FDG is the most common Positron-Emitting Radiopharmaceutical (PER) used in 95% of PET scan procedures. Simply stated, FDG is radioactive glucose and is useful in determining abnormal metabolic processes within the body. FDG is of tremendous value in the early detection of critical disease using PET technology. In the future, radio tracer drugs based on core elements other then fluorine-18 will be developed in order to more efficiently detect disease states beyond the capability of current technology.

SPECT

SPECT is a medical diagnostic imaging technique similar to PET. However, SPECT uses different radioactive substances (Xenon-133, Technetium-99, Iodine-123) that have longer decay times than those used in PET, and emit single instead of double gamma rays.

SPECT can provide information about blood flow and the distribution of radioactive substances in the body. Its images have less sensitivity and are less detailed than PET images, but the SPECT technique is less expensive than PET. Also, SPECT centers are more accessible than PET centers because they do not have to be located near a particle accelerator.

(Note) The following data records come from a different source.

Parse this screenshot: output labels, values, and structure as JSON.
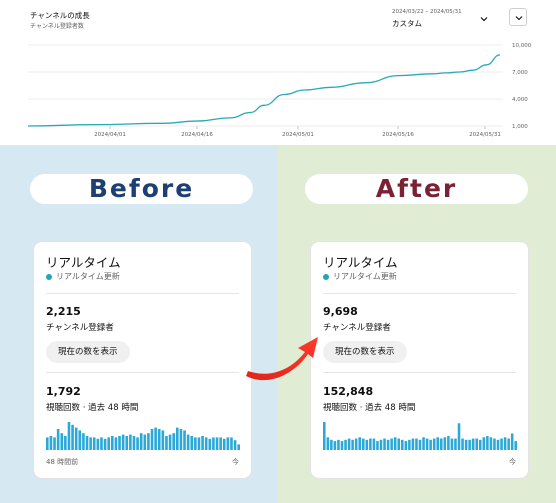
{
  "growth_chart": {
    "title": "チャンネルの成長",
    "subtitle": "チャンネル登録者数",
    "date_range": "2024/03/22 – 2024/05/31",
    "range_label": "カスタム",
    "chevron_icon": "chevron-down-icon",
    "expand_icon": "chevron-down-icon",
    "line_color": "#2aa8b8",
    "chart_data": {
      "type": "line",
      "x_tick_labels": [
        "2024/04/01",
        "2024/04/16",
        "2024/05/01",
        "2024/05/16",
        "2024/05/31"
      ],
      "y_tick_labels": [
        "10,000",
        "7,000",
        "4,000",
        "1,000"
      ],
      "ylim": [
        1000,
        10000
      ],
      "x_days": [
        0,
        10,
        20,
        25,
        30,
        33,
        35,
        38,
        41,
        45,
        50,
        55,
        60,
        62,
        64,
        66,
        68,
        70
      ],
      "values": [
        1000,
        1150,
        1300,
        1550,
        1900,
        2500,
        3300,
        4500,
        5000,
        5300,
        5800,
        6600,
        6800,
        6900,
        7000,
        7200,
        7800,
        8900
      ],
      "grid": true
    }
  },
  "before": {
    "heading": "Before",
    "card_title": "リアルタイム",
    "live_label": "リアルタイム更新",
    "subs_value": "2,215",
    "subs_label": "チャンネル登録者",
    "show_button": "現在の数を表示",
    "views_value": "1,792",
    "views_label": "視聴回数 · 過去 48 時間",
    "bar_left_label": "48 時間前",
    "bar_right_label": "今",
    "bar_color": "#2aa8d8",
    "chart_data": {
      "type": "bar",
      "values": [
        9,
        10,
        9,
        15,
        12,
        10,
        20,
        18,
        16,
        14,
        12,
        10,
        9,
        9,
        8,
        9,
        8,
        9,
        10,
        9,
        10,
        11,
        10,
        11,
        10,
        9,
        12,
        11,
        12,
        15,
        16,
        15,
        14,
        10,
        11,
        12,
        16,
        15,
        14,
        11,
        10,
        9,
        9,
        10,
        9,
        8,
        9,
        9,
        9,
        8,
        9,
        9,
        7,
        4
      ]
    }
  },
  "after": {
    "heading": "After",
    "card_title": "リアルタイム",
    "live_label": "リアルタイム更新",
    "subs_value": "9,698",
    "subs_label": "チャンネル登録者",
    "show_button": "現在の数を表示",
    "views_value": "152,848",
    "views_label": "視聴回数 · 過去 48 時間",
    "bar_right_label": "今",
    "bar_color": "#2aa8d8",
    "chart_data": {
      "type": "bar",
      "values": [
        22,
        10,
        8,
        7,
        8,
        7,
        8,
        9,
        8,
        9,
        10,
        9,
        8,
        9,
        9,
        7,
        8,
        9,
        8,
        9,
        10,
        9,
        8,
        7,
        8,
        9,
        9,
        8,
        10,
        9,
        8,
        9,
        10,
        9,
        10,
        11,
        9,
        9,
        21,
        9,
        8,
        8,
        9,
        9,
        8,
        10,
        11,
        10,
        9,
        8,
        9,
        10,
        9,
        13,
        7
      ]
    }
  }
}
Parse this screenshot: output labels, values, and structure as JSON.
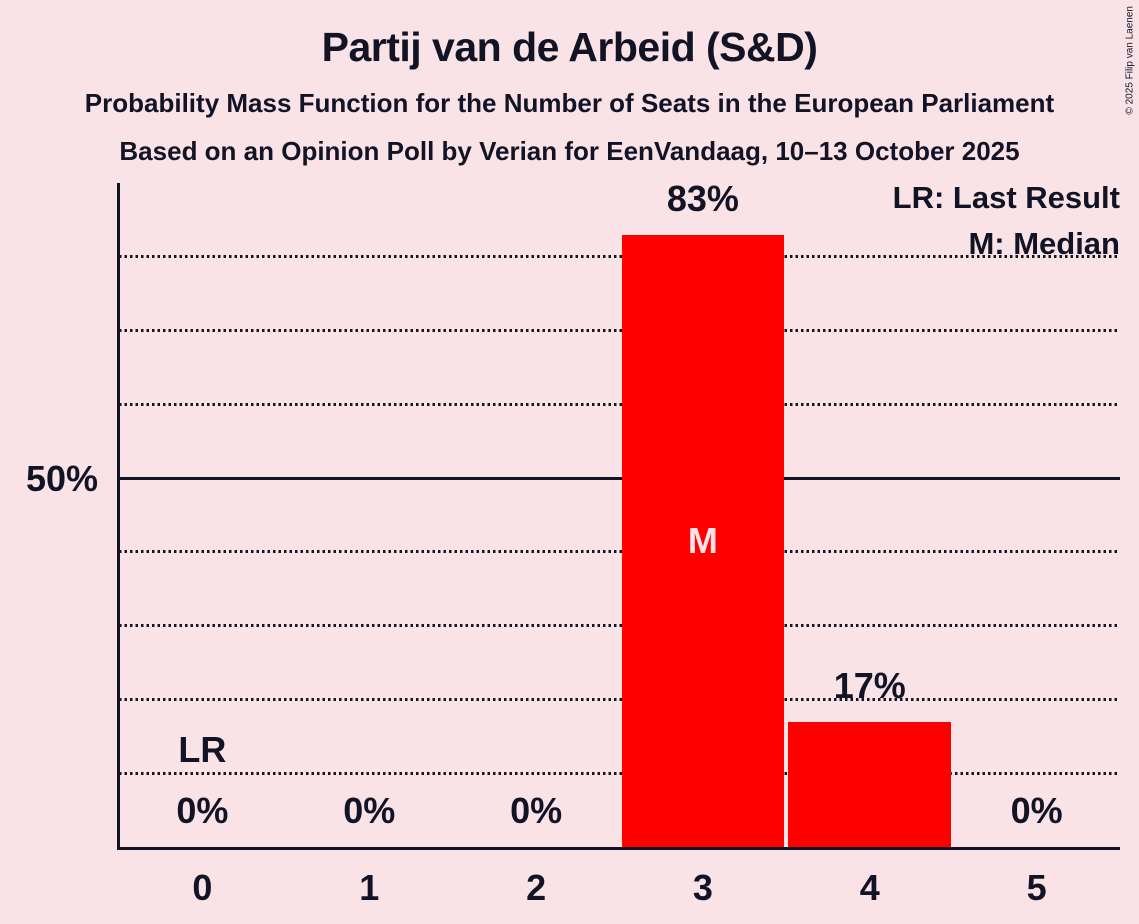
{
  "header": {
    "title": "Partij van de Arbeid (S&D)",
    "subtitle_line1": "Probability Mass Function for the Number of Seats in the European Parliament",
    "subtitle_line2": "Based on an Opinion Poll by Verian for EenVandaag, 10–13 October 2025"
  },
  "copyright": "© 2025 Filip van Laenen",
  "legend": {
    "lr": "LR: Last Result",
    "m": "M: Median"
  },
  "y_axis": {
    "tick_label": "50%"
  },
  "chart_data": {
    "type": "bar",
    "title": "Partij van de Arbeid (S&D)",
    "subtitle": "Probability Mass Function for the Number of Seats in the European Parliament",
    "poll_source": "Based on an Opinion Poll by Verian for EenVandaag, 10–13 October 2025",
    "categories": [
      "0",
      "1",
      "2",
      "3",
      "4",
      "5"
    ],
    "values": [
      0,
      0,
      0,
      83,
      17,
      0
    ],
    "value_labels": [
      "0%",
      "0%",
      "0%",
      "83%",
      "17%",
      "0%"
    ],
    "ylim": [
      0,
      90
    ],
    "y_tick": {
      "value": 50,
      "label": "50%"
    },
    "solid_gridline": 50,
    "dotted_gridlines": [
      10,
      20,
      30,
      40,
      60,
      70,
      80
    ],
    "median_category": "3",
    "median_marker": "M",
    "last_result_category": "0",
    "last_result_marker": "LR",
    "legend_entries": [
      "LR: Last Result",
      "M: Median"
    ],
    "legend_position": "top-right",
    "grid": "horizontal dotted",
    "colors": {
      "bar": "#FF0000",
      "background": "#FAE3E7",
      "ink": "#121426",
      "median_label": "#FAE3E7"
    }
  }
}
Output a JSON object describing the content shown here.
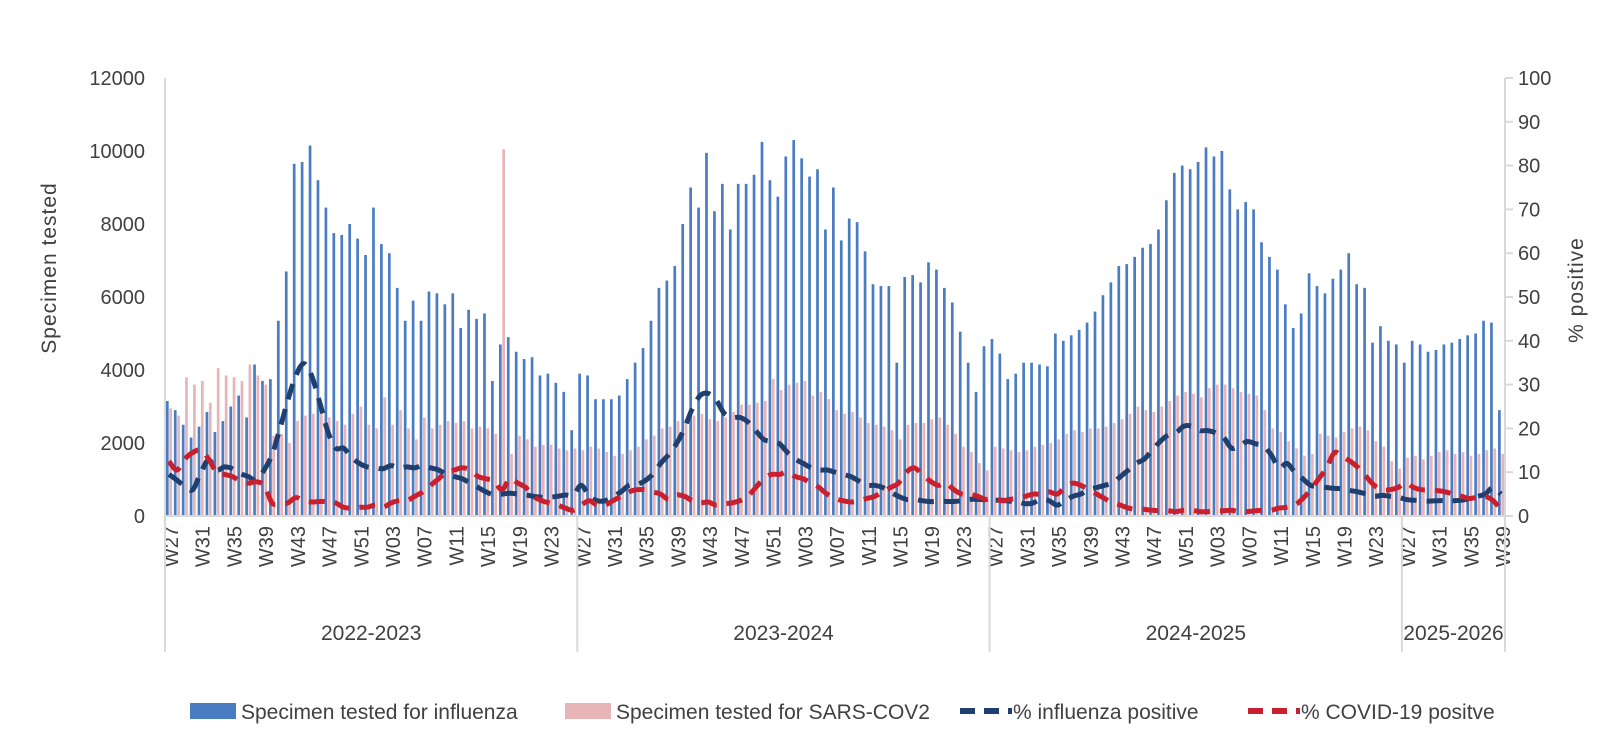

MRI Scan - Magnetic Resonance Imaging

An MRI scan is a versatile, powerful, and sensitive tool that can generate thin-section images of any part of the body—including the heart, arteries, and veins—from any angle and direction, without surgical invasion and in a relatively short period of time. An MRI scan also creates “maps” of biochemical compounds within any cross section of the human body.

In current medical practice, an MRI scan is preferred for diagnosing most diseases of the brain and central nervous system. MRI scanners provide equivalent anatomical resolution and superior contrast resolution to that of X-ray and/or CT scan. They produce functional information similar to that of PET scan, but with superior anatomical detail. MRI scanners also provide imaging complementary to X-ray images because an MRI scan can distinguish soft tissue in both normal and diseased states. Although an MRI scan is relatively expensive, it may actually reduce costs to patients and hospitals by providing diagnostic evaluation to outpatients and thereby frequently limiting more expensive hospitalization.

CT Scan - Computed Tomography

CT (Computer Tomography) scanning is a valuable diagnostic medical exam that combines x-rays and computerized digital imaging. A CT exam gives a radiologist a non-invasive way to see inside the human body. It has the ability to rapidly acquire two dimensional pictures of a person’s anatomy. Using a computer with specialized software, 3-D images are reconstructed for in-depth clinical evaluations. State-of-the-art technology allows doctors to acquire faster and more precise images, which is crucial in detecting disease in its earliest stages.